Introduction: PARP-1 plays important role in the BER (base excision repair) and maintenance of genomic integrity. Previous study found the Val762Ala genetic variant in the PARP-1 gene contributed to susceptibility of some cancers and decreased PARP-1 enzyme activity in response to oxidative damage. Helicobacter pylori (H. pylori) infection was thought to be one of the major causes of gastric cancer. In this study, we investigated the association between the PARP-1 Val762Ala polymorphism, CagA(+) H. pylori infection, and the risk for gastric cancer.
Methods: This hospital-based, case-control study was performed involving 556 individuals (236 cases with gastric cancer and 320 controls without evidence of neoplasm and gastrointestinal disease) using a PCR-RFLP method. Chi-square test and logistic regression analysis were used to count OR and 95% CI.

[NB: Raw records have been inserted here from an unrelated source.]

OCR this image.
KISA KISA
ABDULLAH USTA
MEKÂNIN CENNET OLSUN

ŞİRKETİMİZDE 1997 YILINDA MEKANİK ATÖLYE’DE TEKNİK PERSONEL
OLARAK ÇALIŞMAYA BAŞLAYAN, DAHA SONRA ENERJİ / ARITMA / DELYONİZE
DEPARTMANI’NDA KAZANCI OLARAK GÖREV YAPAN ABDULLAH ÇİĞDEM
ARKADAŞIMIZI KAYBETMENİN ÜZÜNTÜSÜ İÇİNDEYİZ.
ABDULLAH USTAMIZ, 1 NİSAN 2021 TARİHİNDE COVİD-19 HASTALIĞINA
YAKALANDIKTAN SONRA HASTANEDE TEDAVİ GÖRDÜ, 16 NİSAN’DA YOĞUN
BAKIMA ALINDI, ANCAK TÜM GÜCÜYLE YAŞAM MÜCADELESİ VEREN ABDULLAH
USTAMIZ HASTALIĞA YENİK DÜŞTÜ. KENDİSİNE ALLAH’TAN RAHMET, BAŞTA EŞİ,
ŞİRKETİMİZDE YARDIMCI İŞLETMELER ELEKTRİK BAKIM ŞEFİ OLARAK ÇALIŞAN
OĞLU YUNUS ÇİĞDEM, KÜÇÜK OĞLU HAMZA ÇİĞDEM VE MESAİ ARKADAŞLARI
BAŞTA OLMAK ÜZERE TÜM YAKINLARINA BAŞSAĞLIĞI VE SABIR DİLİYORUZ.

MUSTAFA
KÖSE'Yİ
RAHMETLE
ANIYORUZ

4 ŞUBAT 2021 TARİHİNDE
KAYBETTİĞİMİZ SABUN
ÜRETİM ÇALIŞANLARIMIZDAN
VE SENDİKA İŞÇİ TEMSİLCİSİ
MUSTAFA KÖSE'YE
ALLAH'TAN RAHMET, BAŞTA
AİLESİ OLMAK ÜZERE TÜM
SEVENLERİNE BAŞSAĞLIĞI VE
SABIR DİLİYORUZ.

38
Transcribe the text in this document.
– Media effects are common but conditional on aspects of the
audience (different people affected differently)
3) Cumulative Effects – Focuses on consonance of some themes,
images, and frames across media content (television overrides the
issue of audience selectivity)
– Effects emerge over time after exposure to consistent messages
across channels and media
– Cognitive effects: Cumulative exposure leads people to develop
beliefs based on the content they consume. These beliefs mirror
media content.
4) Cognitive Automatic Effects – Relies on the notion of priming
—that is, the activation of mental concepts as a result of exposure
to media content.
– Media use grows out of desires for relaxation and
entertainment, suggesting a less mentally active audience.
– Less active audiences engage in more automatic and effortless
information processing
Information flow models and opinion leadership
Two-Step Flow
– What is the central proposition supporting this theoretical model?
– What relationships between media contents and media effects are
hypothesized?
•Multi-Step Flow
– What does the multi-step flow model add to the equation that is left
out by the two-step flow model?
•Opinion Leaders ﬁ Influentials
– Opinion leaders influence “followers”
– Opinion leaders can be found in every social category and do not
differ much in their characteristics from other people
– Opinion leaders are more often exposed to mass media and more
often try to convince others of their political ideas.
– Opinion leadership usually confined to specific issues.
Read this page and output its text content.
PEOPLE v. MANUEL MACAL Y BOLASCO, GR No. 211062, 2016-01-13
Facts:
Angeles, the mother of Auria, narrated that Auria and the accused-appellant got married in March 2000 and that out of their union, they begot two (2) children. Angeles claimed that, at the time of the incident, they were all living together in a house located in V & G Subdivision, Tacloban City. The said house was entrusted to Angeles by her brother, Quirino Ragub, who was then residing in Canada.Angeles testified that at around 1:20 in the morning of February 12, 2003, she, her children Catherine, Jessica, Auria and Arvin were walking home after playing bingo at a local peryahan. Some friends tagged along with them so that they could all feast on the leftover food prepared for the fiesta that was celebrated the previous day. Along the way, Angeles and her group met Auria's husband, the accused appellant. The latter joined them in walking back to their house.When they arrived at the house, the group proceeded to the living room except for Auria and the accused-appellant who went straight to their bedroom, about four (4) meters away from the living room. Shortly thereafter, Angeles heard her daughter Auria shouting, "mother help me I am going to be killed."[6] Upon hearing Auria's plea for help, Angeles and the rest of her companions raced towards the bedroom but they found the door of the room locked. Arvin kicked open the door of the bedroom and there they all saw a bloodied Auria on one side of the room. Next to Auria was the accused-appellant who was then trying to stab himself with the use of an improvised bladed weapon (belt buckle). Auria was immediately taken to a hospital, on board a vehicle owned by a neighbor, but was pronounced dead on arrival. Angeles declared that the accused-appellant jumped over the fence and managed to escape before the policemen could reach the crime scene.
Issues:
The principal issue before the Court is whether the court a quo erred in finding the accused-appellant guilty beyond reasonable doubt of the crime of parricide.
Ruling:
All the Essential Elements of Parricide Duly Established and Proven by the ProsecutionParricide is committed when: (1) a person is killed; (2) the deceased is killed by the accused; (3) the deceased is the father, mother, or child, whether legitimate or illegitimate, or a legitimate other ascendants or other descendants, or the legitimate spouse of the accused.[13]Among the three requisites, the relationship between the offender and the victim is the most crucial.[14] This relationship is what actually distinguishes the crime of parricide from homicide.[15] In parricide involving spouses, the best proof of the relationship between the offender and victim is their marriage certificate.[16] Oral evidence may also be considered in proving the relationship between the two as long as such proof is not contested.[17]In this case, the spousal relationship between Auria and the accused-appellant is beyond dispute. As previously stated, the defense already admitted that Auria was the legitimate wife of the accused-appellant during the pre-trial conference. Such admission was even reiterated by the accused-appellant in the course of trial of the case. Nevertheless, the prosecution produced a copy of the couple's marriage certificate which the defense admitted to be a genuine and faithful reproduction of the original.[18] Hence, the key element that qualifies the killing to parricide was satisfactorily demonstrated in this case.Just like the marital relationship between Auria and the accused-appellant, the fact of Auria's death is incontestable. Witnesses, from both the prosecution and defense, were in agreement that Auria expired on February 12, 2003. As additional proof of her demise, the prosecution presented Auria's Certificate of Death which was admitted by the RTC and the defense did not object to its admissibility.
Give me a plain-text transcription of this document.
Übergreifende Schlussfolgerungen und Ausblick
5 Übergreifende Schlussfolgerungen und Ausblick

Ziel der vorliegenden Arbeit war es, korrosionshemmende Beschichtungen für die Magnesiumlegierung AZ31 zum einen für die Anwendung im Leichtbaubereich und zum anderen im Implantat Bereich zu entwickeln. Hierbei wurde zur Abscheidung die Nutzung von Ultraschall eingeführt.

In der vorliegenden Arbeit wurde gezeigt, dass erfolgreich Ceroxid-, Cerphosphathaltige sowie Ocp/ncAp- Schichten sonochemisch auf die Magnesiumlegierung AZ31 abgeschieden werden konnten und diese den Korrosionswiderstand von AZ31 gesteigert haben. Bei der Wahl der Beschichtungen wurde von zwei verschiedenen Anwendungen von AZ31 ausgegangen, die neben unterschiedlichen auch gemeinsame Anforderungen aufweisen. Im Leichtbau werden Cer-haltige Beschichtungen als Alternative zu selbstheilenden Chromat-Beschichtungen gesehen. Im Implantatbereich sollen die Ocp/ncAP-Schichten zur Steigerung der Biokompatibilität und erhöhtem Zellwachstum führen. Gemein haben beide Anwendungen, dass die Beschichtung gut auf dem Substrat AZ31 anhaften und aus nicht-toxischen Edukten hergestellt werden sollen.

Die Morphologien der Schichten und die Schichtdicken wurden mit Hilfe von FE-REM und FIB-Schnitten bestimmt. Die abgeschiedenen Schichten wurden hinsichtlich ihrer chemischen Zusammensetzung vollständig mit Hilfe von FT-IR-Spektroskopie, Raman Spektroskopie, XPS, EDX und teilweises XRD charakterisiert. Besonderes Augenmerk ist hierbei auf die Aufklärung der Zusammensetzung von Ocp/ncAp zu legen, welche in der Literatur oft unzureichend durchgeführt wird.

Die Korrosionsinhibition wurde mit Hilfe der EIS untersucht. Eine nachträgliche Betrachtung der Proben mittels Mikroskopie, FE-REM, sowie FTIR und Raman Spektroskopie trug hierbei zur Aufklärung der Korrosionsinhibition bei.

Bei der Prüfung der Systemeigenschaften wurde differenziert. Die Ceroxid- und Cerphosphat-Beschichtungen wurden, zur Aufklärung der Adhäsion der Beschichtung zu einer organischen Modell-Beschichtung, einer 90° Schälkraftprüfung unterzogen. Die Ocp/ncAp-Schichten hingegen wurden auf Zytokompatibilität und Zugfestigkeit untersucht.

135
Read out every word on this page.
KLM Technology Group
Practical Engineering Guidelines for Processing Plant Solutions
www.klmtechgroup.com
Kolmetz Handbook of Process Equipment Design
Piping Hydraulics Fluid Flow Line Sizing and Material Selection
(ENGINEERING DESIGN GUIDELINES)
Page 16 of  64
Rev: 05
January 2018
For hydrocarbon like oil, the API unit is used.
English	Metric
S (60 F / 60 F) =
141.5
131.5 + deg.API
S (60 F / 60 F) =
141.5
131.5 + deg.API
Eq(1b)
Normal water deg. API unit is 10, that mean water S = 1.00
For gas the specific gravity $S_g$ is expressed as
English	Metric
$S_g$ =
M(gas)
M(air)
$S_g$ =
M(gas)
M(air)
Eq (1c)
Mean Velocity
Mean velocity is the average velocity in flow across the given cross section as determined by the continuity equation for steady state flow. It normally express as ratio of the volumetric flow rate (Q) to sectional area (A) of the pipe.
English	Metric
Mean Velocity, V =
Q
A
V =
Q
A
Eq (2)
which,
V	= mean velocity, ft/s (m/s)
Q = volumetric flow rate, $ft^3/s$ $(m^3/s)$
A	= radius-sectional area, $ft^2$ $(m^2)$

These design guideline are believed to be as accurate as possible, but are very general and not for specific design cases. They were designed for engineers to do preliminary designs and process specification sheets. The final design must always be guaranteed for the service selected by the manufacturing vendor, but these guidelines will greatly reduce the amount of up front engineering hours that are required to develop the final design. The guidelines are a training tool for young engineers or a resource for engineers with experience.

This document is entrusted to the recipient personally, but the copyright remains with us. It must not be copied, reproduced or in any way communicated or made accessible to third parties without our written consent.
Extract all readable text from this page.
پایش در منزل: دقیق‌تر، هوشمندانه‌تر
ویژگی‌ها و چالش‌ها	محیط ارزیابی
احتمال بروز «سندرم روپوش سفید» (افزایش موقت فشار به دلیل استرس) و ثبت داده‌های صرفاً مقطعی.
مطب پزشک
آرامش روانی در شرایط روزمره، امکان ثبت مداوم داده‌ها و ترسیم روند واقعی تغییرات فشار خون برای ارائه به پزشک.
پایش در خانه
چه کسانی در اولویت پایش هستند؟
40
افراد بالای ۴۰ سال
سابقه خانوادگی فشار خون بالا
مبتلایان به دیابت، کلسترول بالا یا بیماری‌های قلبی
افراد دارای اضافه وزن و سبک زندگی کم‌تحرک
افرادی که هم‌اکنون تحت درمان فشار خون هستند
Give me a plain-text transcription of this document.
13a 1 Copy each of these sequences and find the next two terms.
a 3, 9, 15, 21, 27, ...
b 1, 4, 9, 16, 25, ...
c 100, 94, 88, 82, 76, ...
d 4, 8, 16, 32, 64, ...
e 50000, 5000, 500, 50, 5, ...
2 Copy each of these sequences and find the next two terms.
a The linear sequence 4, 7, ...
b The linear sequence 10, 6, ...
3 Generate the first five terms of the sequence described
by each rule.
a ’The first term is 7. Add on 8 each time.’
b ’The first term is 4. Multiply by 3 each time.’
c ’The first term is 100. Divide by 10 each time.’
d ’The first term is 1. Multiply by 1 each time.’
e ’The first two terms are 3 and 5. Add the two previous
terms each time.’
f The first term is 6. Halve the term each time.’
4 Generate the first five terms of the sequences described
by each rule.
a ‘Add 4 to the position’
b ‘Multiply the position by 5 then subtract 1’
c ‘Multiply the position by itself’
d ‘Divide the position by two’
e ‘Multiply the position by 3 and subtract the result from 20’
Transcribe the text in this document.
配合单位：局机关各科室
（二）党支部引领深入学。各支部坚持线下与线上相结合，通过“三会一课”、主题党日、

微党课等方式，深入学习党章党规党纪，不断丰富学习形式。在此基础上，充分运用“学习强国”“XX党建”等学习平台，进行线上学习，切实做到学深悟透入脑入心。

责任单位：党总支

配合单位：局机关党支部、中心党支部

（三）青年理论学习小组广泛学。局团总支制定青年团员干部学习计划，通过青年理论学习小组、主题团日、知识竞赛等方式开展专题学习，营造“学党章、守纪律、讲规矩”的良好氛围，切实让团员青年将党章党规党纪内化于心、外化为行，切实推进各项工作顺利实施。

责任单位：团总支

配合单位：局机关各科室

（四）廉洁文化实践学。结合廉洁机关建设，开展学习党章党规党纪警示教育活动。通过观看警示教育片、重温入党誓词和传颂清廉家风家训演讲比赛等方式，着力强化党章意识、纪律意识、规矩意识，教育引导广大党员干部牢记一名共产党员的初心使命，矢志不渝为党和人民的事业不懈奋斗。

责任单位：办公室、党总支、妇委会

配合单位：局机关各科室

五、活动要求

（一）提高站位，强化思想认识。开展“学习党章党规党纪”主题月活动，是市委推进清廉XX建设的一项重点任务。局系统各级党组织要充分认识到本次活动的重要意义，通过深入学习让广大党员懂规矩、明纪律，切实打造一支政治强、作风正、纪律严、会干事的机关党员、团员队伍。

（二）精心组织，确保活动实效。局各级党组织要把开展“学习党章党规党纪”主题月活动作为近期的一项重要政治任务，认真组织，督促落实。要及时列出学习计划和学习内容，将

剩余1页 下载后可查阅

Results: 762Ala/Ala genotype was overrepresented in the cases (16.9%) compared with controls (10.3%), (OR, 1.942; 95% CI, 1.157-3.257, P = 0.011). Multivariate analysis showed that two factors were significantly associated with risk of gastric cancer, including CagA(+) H. pylori infection (OR, 2.562; 95% CI, 1.174-5.240, P = 0.037), PARP-1 762AA genotype (OR, 1.772; 95% CI, 1.065-3.867; P = 0.042). Stratification analysis indicated that among Cag(+) H. pylori positive subjects, 762Ala/Ala carriers had higher risk for developing gastric cancer compared with 762Val/Val carrier (OR, 2.337; 95% CI, 1.148-4.758; P = 0.017).
Conclusion: PARP-1 762Ala/Ala could be a risk factor for gastric cancer in Han Chinese population; PARP-1 762Val/Ala polymorphism and Cag(+) H. pylori infection jointly contribute to higher risk for gastric cancer.